As much as the firm strives for perfection in-house, its attorneys are careful to temper their killer instinct at the negotiating table.
“We have to advocate as strongly as possible for the clients and get them the absolute best deal,” says partner Abel Lezcano, a first-generation Cuban American, raised in Iowa. “But we have to balance it all with the totality of their career and everything that’s going on — the relationship with the studio, the picture, the director and, if it’s on the unscripted side, the subject.”
That calm, measured attitude proved invaluable when a suit was filed against Quinta Brunson and ABC, alleging that her series “Abbott Elementary” was “a veritable knock-off” of a New York City schoolteacher’s script. Brunson was unnerved at first.
“I was like, ‘What the hell?!’” recalls Brunson. “But [Shaw and partner Lily Tillers] were able to say, ‘Don’t worry, we know this isn’t true. It’s going to be OK. We got this.’”
They were proven correct: A judge dismissed the lawsuit in March.
For showrunners Michelle and Robert King (“The Good Wife”), one of the best perks of being a Del Shaw client is being able to use Moonves as a technical consultant.
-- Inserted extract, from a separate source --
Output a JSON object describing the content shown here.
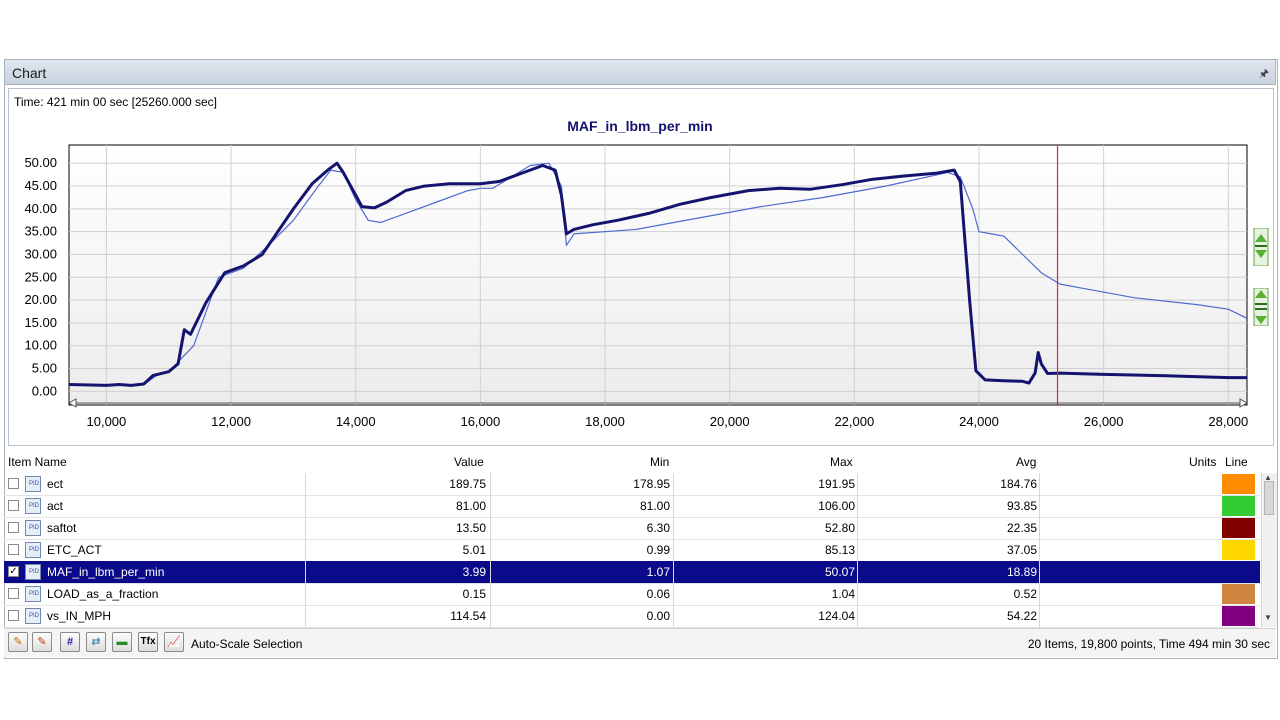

“We oftentimes do legal shows, and Jon will take our calls when we have a question,” says Michelle King. “If he doesn’t have the answer, he’ll put us together with someone else.”
Concurs Leczano, “The way we work as a firm is it’s truly all for one, one for all. We all drop into different clients’ lives when we have a particular relationship or skill set.”
At the end of the day, one of the best things about being with a firm that’s been around for 35 years — for both the clients and the employees — is the deep institutional wisdom that resides within its walls. Collectively, the attorneys have experienced decades of changes in the industry, both technological and institutional — from the rise of VHS in the early days of Shaw’s career to the cable explosion in the 1990s to the streaming revolution and AI — and grappled with the shifts in contract language and career strategies those changes wrought.
“We really do share our expertise and support each other, and I think that was just a tremendous learning experience for me as a young attorney,” says Tillers, who joined the firm in 2011. “And now, as a partner, I’ve been able to do that with our associates, who I learn from, too, because they come from different perspectives and are able to connect with a lot of our clients in different ways.”